What a target-date fund actually is
A target-date fund (TDF) is a fund-of-funds: it holds several other index funds in a fixed allocation that automatically becomes more conservative each year. The 'target date' in the name is your approximate retirement year, e.g. Vanguard Target Retirement 2055 Fund (VFFVX) is built for someone retiring around 2055.

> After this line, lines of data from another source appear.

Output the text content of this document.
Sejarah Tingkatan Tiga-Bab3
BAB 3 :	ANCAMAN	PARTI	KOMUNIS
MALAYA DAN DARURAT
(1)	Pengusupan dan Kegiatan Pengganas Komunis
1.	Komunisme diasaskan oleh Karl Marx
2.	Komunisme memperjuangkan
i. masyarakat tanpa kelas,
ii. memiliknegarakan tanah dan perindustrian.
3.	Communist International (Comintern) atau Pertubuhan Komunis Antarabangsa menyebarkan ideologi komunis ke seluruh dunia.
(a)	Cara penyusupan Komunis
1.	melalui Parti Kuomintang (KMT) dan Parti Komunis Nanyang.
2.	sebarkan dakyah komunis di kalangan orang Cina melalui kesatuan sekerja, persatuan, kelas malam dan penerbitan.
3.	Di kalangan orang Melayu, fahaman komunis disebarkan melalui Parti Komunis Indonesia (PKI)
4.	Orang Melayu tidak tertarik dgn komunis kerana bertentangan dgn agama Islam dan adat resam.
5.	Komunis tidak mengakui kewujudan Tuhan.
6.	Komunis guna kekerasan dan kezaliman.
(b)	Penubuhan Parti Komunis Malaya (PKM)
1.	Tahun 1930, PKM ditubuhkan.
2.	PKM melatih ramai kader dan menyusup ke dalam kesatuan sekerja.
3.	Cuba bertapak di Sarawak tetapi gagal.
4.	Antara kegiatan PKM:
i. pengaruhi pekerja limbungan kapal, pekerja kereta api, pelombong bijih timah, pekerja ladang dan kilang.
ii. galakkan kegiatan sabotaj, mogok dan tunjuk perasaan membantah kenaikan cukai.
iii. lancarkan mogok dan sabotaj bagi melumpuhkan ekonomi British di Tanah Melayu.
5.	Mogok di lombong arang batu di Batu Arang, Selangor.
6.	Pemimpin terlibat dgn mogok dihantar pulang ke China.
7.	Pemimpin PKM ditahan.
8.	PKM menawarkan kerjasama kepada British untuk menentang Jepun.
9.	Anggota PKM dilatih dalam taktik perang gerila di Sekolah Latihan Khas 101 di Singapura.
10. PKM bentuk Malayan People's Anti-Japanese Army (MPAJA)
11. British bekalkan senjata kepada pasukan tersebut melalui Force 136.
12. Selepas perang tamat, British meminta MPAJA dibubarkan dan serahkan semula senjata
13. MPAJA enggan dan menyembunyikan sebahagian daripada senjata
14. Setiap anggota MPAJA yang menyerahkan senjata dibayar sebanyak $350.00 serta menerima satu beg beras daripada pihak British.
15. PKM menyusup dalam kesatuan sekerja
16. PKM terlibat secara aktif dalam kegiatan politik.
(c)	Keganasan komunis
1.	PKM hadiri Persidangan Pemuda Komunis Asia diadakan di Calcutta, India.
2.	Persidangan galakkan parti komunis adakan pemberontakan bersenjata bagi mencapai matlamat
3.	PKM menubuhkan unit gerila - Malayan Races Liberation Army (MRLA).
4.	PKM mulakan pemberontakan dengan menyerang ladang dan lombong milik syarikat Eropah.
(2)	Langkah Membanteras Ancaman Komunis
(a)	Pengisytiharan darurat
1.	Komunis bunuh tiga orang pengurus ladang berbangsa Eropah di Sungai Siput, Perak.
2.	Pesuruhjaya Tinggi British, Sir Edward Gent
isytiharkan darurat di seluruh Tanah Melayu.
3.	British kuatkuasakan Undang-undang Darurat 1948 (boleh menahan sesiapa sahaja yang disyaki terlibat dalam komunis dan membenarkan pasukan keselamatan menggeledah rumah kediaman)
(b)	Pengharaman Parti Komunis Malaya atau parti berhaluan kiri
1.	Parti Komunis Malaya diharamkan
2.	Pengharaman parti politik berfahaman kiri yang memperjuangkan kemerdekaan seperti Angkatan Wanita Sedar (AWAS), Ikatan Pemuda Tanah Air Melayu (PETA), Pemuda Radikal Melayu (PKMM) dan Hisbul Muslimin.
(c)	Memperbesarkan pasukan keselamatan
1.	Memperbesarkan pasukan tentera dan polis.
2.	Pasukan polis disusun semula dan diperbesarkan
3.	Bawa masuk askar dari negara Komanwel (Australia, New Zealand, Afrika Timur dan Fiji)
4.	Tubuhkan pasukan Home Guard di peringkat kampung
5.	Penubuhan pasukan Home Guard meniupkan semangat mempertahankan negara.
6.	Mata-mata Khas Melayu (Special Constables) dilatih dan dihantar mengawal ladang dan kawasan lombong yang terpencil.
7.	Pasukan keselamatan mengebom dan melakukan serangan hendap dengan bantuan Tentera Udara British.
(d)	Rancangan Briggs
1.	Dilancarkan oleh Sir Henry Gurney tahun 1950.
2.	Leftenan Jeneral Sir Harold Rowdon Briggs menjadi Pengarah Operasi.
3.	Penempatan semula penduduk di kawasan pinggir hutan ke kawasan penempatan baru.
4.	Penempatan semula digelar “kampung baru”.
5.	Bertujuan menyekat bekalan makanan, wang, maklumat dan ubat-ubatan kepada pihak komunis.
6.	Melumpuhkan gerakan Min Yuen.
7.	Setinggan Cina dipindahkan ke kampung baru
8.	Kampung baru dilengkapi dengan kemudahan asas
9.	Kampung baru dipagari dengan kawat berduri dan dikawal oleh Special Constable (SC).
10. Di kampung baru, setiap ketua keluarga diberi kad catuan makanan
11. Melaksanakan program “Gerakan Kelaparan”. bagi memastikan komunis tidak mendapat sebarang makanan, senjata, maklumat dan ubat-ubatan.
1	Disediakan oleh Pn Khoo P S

Inside a 2055 fund today: roughly 90% global stocks (split US and international), 10% bonds. Inside a 2030 fund today: roughly 60% stocks, 40% bonds. The fund manager rebalances both monthly and slowly along the 'glide path,' so the investor never has to.
How the glide path works
The glide path is the curve along which the stock allocation decreases over time. Most major TDFs start at 90%+ stocks 30+ years out, sit at 50–60% stocks at retirement age, and stabilize at 30–40% stocks during retirement.
There are two flavors: 'to-retirement' glide paths (stop adjusting at the target date, Fidelity's traditional approach) and 'through-retirement' glide paths (continue adjusting for 10–25 years past the target date, Vanguard and T. Rowe Price). Through-retirement glide paths assume the money has to last 25+ years post-retirement and stay slightly more aggressive longer.
Picking the right target year
- Estimate the year you'll turn 65 (or your planned retirement age).
- Round to the nearest fund, most providers offer 5-year increments (2030, 2035, 2040, 2045, 2050, 2055, 2060, 2065).
- If you want more aggressive, pick a later year (e.g. age 60 person picking 2070 fund).
- If you want more conservative, pick an earlier year (e.g. age 30 person picking 2050 fund).
- The label is a starting point, your actual risk tolerance can shift you 5–10 years either way.
Fee comparison among major TDFs
- Vanguard Target Retirement series: 0.08%, gold standard for cost.
- Fidelity Freedom Index series: 0.12%, also excellent; uses index funds inside.
- Schwab Target Date Index Funds: 0.08%, competitive with Vanguard.
- Fidelity Freedom (non-index) series: 0.49%, much higher; uses active funds. Pick the Index version instead.
- T. Rowe Price Target funds: 0.45–0.65%, quality manager but pricey for what you get.
- Watch for: 401(k) plans often only offer one TDF series, check the expense ratio specifically because the gap between 0.08% and 0.65% compounds to six figures over a career.
Pros: why a TDF might be your only investment
- One decision, then never again. Best protection against your own emotional mistakes.
- Automatic rebalancing across stocks, bonds and international.
- Glide path automatically de-risks as you approach retirement.
- Used as the default investment in most workplace 401(k) plans for good reason.
- Excellent first-investor choice, better outcomes than DIY for the average self-directed investor.
Cons: the trade-offs to know
- Slightly higher fees than a DIY three-fund portfolio (0.08% vs 0.06%, small but compounds).
- Glide path is one-size-fits-all, doesn't account for outside pensions, real-estate equity or specific tax situations.
- Can be tax-inefficient in taxable accounts, internal turnover generates capital-gains distributions. Use TDFs primarily inside tax-advantaged accounts.
- Different providers' 2055 funds can hold significantly different stock allocations (75% to 92%), read the fact sheet, don't trust the label.
- Holding more than one TDF defeats the design, pick one and stick with it.
TDF vs three-fund vs robo-advisor, quick decision matrix
Want absolute simplicity, willing to pay 0.02% extra in fees? → Target-date fund. Want lowest fees and don't mind 5 minutes a year of rebalancing? → Three-fund portfolio. Want tax-loss harvesting and human handholding? → Robo-advisor (Betterment, Schwab Intelligent Portfolios) at 0.25% or so. For most people in tax-advantaged accounts, the TDF is the right answer because behavior matters more than fee differences in the second decimal place.